Dal punto di vista della borghesia francese, la sconfitta dei Repubblicani e la débâcle del Partito socialista non sono una buona notizia. Durante gli ultimi decenni, il capitalismo francese si è basato sul bipartitismo e l’alternanza tra centro–destra e centro-sinistra. In entrambi i casi gli interessi della classe dirigente erano protetti; il tutto assicurato da una relativa stabilità di regime. Il trionfo del macronismo, al quale si sono uniti numerosi “socialisti” e repubblicani, distrugge questa funzione dell’alternanza. Questo mostra chiaramente che la direzione del partito socialista, i macronisti e i repubblicani sono fondamentalmente unanimi sulla politica da adottare, una politica reazionaria e antioperaia su tutta la linea. Di conseguenza la vittoria del centro non è che il preludio di una nuova accellerazione nel processo di polarizzazione della vita politica francese, la quale è già destabilizzata in modo profondo e duraturo.
La Francia Ribelle e il PCF
I candidati della France insoumise e del PCF hanno pagato cara l’astensione. Tra i sette milioni di voti di Mélenchon, più della metà non si sono mobilitati per questa tornata elettorale. Era percepibile durante la campagna che l’elettorato popolare considerasse la partita già chiusa. Veniva spiegato dai vertici come le legislative potessero ribaltare la situazione, ma questo restava un argomento debole agli occhi delle masse. Tra gli strati più sfruttati e oppressi della popolazione, i flussi e i riflussi della mobilitazione politica non riflettono sempre le scadenze elettorali delle istituzioni borghesi. Tuttavia, il potenziale della sinistra radicale resta enorme. Il fallimento del macronismo produrrà una nuova radicalizzazione a sinistra (e anche a destra).
Le candidature in competizione tra di loro di FI e PCF hanno chiaramente giocato un ruolo smobilitante nell’elettorato di Mélenchon. Senza questa divisione un numero superiore di candidati di entrambe le formazioni della sinistra sarebbero passati al secondo turno. Il segretario nazionale del PCF, Pierre Laurent, scarica tutta la responsabilità ai dirigenti della FI. Ma questo ragionamento non regge. La dinamica di crescita dei consensi giocava a favore della Fi e non del PCF, era evidente e in ogni caso il risultato del primo turno delle legislative lo conferma. A partire da qui Pierre Laurent può cercare tutte le scuse che vuole, dire che “è colpa della FI”, ma gli elettori guarderanno il risultato finale e arriveranno ad una semplice conclusione : la responsabilità della divisione è del PCF. In generale questo partito esce politicamente molto indebolito dalle legislative e si espone sempre di più ad un processo di marginalizzazione. Ci saranno candidati della FI e del Pcf al secondo turno in circa 80 circoscrizioni. Una mobilitazione unitaria tra queste due forze dev’essere messa in atto nei territori per eleggere il massimo dei deputati possibili domenica prossima. Non ci sarà nessun’altra opposizione reale alla politica di Macron all’Assemblea nazionale.

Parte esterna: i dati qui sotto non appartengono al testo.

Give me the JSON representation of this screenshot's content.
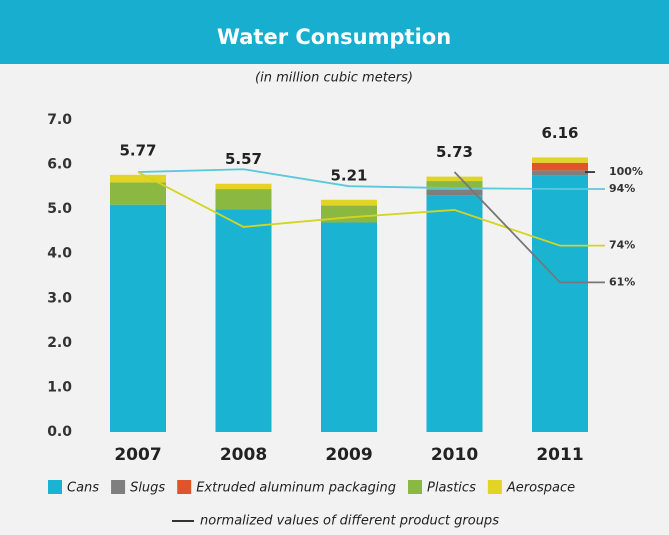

Infine, bisogna rifiutare fermamente qualsivoglia appello al « fronte repubblicano » con la destra, contro il Front National, ovvero al voto ai primi responsabili della crescita del FN. La lotta contro il FN e contro la destra in generale, macronisti compresi, da adesso dovrà svilupparsi su tre piani : 1) lottando per far eleggere il massimo di deputati della Fi e del PCF, domenica prossima ; 2) preparando le grandi mobilitazioni sociali che il programma reazionario di Macron provocherà ; 3) trasformando la France Insoumise in un’organizzazione solidamente strutturata, capace di integrare tra le sue fila sempre più militanti e dotata d’un programma di rottura con il capitalismo in crisi.